Who didn’t see Gregory Peck in TO KILL A MOCKINGBIRD? The American Film Institute chose Atticus Finch as the greatest hero in 100 years of film history. The book was voted best novel of the century. It’s no surprise that throughout the recent presidential campaign there were slogans suggesting “Atticus Finch for President!” This weekend I finished reading Harper Lee’s Pulitzer Prize-winning classic for the first time. The story is set in the segregated southern United States of the 1930s. Harper Lee’s hero is an attorney who fights to prove the innocence of a black man unjustly accused of rape. “Simply because we were licked a hundred years before we start is no reason not to try to win,” Atticus says. The racism of that period was too powerful and the jury condemned an innocent man to death. I wish Atticus, along with all the others who fought for racial equality could have watched today’s inauguration of Barack Obama. Yet it was not Atticus, but rather Scout who provided the incentive to finally pick up this book.

Over a year ago I enrolled in a Stanford Continuing Education class “Writing Poetry and Fiction for Children.” Our first assignment was most likely a common one. We were instructed to begin writing each day that week with the words, “I remember” and then continue for at least five minutes. There was no intimidation, no writer’s block involved—a great assignment for a beginner like me. The process was exhilarating. I made connections never before considered while reliving experiences from my childhood. A unifying theme became apparent and I wondered if maybe I could shape these exercises into a book. But what kind? A memoir? A middle-grade novel? As an illustrator I have always focused on picture books.
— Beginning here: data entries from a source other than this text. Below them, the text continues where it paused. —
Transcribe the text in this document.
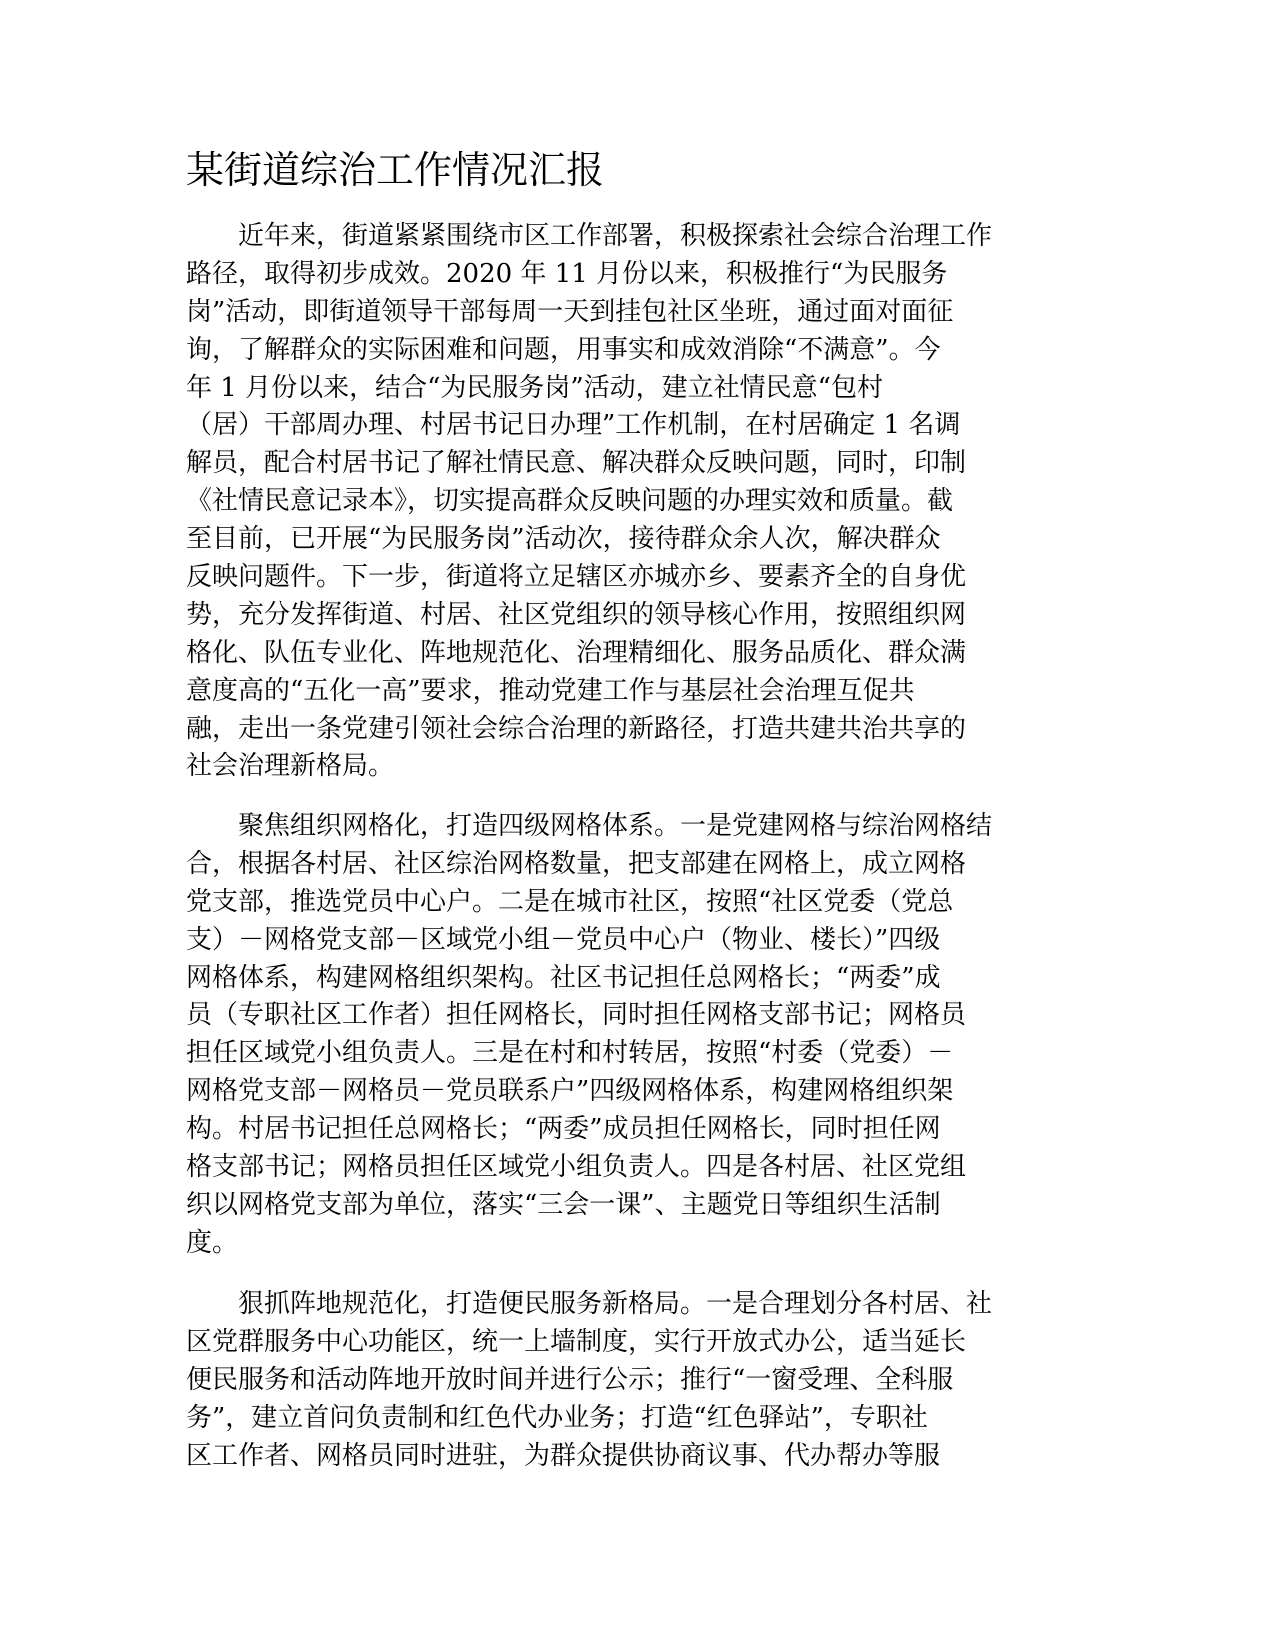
某街道综治工作情况汇报
　　近年来，街道紧紧围绕市区工作部署，积极探索社会综合治理工作
路径，取得初步成效。2020 年 11 月份以来，积极推行“为民服务
岗”活动，即街道领导干部每周一天到挂包社区坐班，通过面对面征
询，了解群众的实际困难和问题，用事实和成效消除“不满意”。今
年 1 月份以来，结合“为民服务岗”活动，建立社情民意“包村
（居）干部周办理、村居书记日办理”工作机制，在村居确定 1 名调
解员，配合村居书记了解社情民意、解决群众反映问题，同时，印制
《社情民意记录本》，切实提高群众反映问题的办理实效和质量。截
至目前，已开展“为民服务岗”活动次，接待群众余人次，解决群众
反映问题件。下一步，街道将立足辖区亦城亦乡、要素齐全的自身优
势，充分发挥街道、村居、社区党组织的领导核心作用，按照组织网
格化、队伍专业化、阵地规范化、治理精细化、服务品质化、群众满
意度高的“五化一高”要求，推动党建工作与基层社会治理互促共
融，走出一条党建引领社会综合治理的新路径，打造共建共治共享的
社会治理新格局。
　　聚焦组织网格化，打造四级网格体系。一是党建网格与综治网格结
合，根据各村居、社区综治网格数量，把支部建在网格上，成立网格
党支部，推选党员中心户。二是在城市社区，按照“社区党委（党总
支）－网格党支部－区域党小组－党员中心户（物业、楼长）”四级
网格体系，构建网格组织架构。社区书记担任总网格长；“两委”成
员（专职社区工作者）担任网格长，同时担任网格支部书记；网格员
担任区域党小组负责人。三是在村和村转居，按照“村委（党委）－
网格党支部－网格员－党员联系户”四级网格体系，构建网格组织架
构。村居书记担任总网格长；“两委”成员担任网格长，同时担任网
格支部书记；网格员担任区域党小组负责人。四是各村居、社区党组
织以网格党支部为单位，落实“三会一课”、主题党日等组织生活制
度。
　　狠抓阵地规范化，打造便民服务新格局。一是合理划分各村居、社
区党群服务中心功能区，统一上墙制度，实行开放式办公，适当延长
便民服务和活动阵地开放时间并进行公示；推行“一窗受理、全科服
务”，建立首问负责制和红色代办业务；打造“红色驿站”，专职社
区工作者、网格员同时进驻，为群众提供协商议事、代办帮办等服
We did not share this first assignment in the writing class, so I decided that I would get some response from my own critique group. One member said my writing reminded her of The House on Mango Street by Sandra Cisneros. I checked it out from the local library and had a delightful read. Cisneros somehow gave me “permission” to write vignettes in a non-linear way, pulling episodes together to tell a story.
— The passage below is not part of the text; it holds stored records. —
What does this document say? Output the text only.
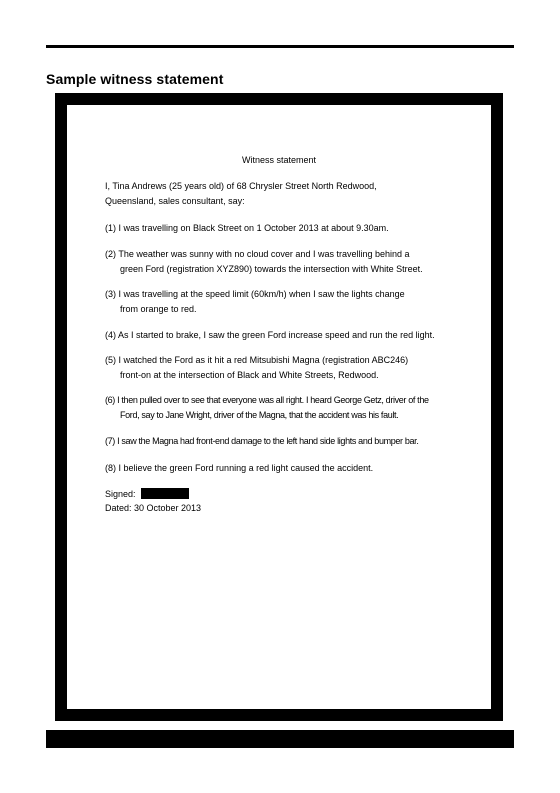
Sample witness statement
Witness statement
I, Tina Andrews (25 years old) of 68 Chrysler Street North Redwood,
Queensland, sales consultant, say:
(1) I was travelling on Black Street on 1 October 2013 at about 9.30am.
(2) The weather was sunny with no cloud cover and I was travelling behind a
green Ford (registration XYZ890) towards the intersection with White Street.
(3) I was travelling at the speed limit (60km/h) when I saw the lights change
from orange to red.
(4) As I started to brake, I saw the green Ford increase speed and run the red light.
(5) I watched the Ford as it hit a red Mitsubishi Magna (registration ABC246)
front-on at the intersection of Black and White Streets, Redwood.
(6) I then pulled over to see that everyone was all right. I heard George Getz, driver of the
Ford, say to Jane Wright, driver of the Magna, that the accident was his fault.
(7) I saw the Magna had front-end damage to the left hand side lights and bumper bar.
(8) I believe the green Ford running a red light caused the accident.
Signed:
Dated: 30 October 2013
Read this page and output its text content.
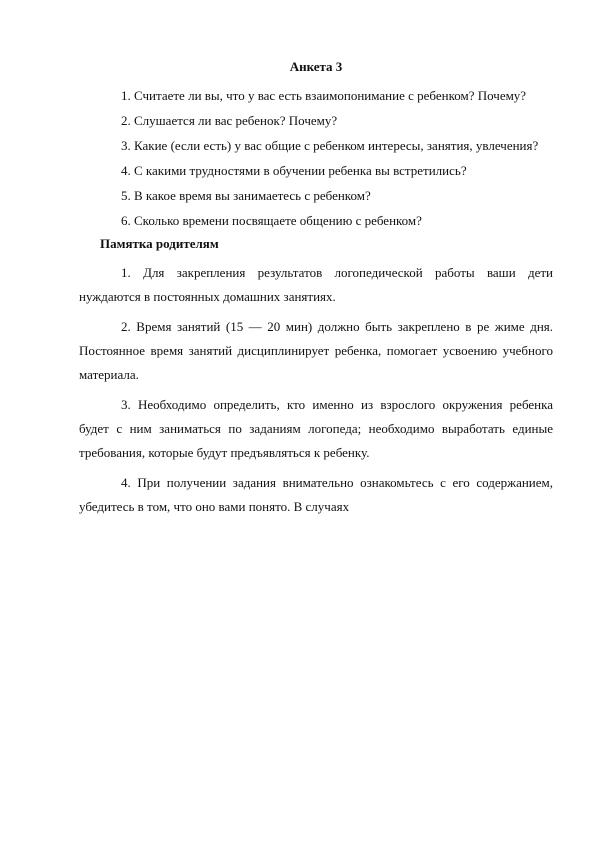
Анкета 3
1. Считаете ли вы, что у вас есть взаимопонимание с ребенком? Почему?
2. Слушается ли вас ребенок? Почему?
3. Какие (если есть) у вас общие с ребенком интересы, занятия, увлечения?
4. С какими трудностями в обучении ребенка вы встретились?
5. В какое время вы занимаетесь с ребенком?
6. Сколько времени посвящаете общению с ребенком?
Памятка родителям
1. Для закрепления результатов логопедической работы ваши дети нуждаются в постоянных домашних занятиях.
2. Время занятий (15 — 20 мин) должно быть закреплено в ре жиме дня. Постоянное время занятий дисциплинирует ребенка, помогает усвоению учебного материала.
3. Необходимо определить, кто именно из взрослого окружения ребенка будет с ним заниматься по заданиям логопеда; необходимо выработать единые требования, которые будут предъявляться к ребенку.
4. При получении задания внимательно ознакомьтесь с его содержанием, убедитесь в том, что оно вами понято. В случаях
Last summer I signed up for another Stanford Writing class, this time “The Art of Memoir.” Part of me struggles with the very idea of writing a memoir; it seems indulgent, and self-important. But I wanted to explore where writing from memory writing would take me. This time classmates had opportunities to “workshop” writing in class. Most wrote from adult perspectives; I wrote events as I experienced them as a child—with only partial understanding of things happening around me. I alluded to adult infidelities and family secrets, wrote of our sudden move across the country 3000 miles away from the father I adored, told of my mother’s struggle to make ends meet and eventually the revelation of my parent’s divorce in a time when divorce was uncommon. I wrote of the buoying power of friendship through all of this.
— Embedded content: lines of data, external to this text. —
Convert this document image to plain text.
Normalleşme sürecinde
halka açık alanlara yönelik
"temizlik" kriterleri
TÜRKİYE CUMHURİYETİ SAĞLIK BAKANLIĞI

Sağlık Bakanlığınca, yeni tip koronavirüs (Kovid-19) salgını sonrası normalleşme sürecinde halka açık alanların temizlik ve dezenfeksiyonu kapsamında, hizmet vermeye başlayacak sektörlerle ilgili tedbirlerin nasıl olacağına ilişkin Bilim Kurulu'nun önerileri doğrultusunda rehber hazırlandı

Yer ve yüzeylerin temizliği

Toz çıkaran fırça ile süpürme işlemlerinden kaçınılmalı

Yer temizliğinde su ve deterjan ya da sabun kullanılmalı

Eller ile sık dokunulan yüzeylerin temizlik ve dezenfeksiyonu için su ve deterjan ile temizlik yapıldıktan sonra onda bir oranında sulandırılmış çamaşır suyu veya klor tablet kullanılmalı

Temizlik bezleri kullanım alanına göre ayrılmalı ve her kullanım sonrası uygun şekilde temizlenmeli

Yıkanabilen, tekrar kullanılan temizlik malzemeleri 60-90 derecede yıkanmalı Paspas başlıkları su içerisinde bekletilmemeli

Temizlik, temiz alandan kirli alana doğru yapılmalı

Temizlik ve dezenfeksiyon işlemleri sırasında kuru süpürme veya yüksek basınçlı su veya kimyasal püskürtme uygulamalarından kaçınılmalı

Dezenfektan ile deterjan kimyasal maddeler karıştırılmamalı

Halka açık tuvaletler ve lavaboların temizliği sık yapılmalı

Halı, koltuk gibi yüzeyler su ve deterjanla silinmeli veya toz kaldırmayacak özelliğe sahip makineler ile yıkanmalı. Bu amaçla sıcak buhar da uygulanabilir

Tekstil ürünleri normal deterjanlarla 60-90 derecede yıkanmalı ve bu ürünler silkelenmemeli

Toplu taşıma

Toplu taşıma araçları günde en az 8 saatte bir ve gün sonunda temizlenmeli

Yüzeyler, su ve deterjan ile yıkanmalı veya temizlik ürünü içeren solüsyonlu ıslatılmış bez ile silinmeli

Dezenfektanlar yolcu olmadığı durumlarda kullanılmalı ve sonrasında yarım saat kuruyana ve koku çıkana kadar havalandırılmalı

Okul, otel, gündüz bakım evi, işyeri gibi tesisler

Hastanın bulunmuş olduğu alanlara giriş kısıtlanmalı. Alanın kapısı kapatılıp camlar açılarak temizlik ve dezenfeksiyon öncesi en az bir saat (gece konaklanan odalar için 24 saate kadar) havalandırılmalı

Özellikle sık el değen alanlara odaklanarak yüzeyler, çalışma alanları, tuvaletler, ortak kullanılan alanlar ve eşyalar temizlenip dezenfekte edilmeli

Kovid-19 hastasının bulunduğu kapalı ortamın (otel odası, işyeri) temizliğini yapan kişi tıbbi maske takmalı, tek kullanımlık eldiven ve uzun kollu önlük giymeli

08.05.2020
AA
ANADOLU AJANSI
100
I’m confused about who my audience would be? An adult reading the work could read between the lines. Could a child digest this work? Is memoir a form for children? I like writing in first person with the innocence of a child, but am curious how to present complex adult concepts and stay in a child’s voice. I asked an editor-friend and she recommended To Kill A Mockingbird as a great novel written from a child’s perspective. It is powerful to watch a sense of conscience grow in Scout and her brother, Jem. Harper Lee did not write a children’s book or a memoir. Categorizing is limiting by definition. I welcome suggestions of other titles written from a child’s point of view whether they are memoir, young adult, middle-grade, or adult fiction. I haven’t figured out yet a form for my memory writing, but I’m enjoying the process.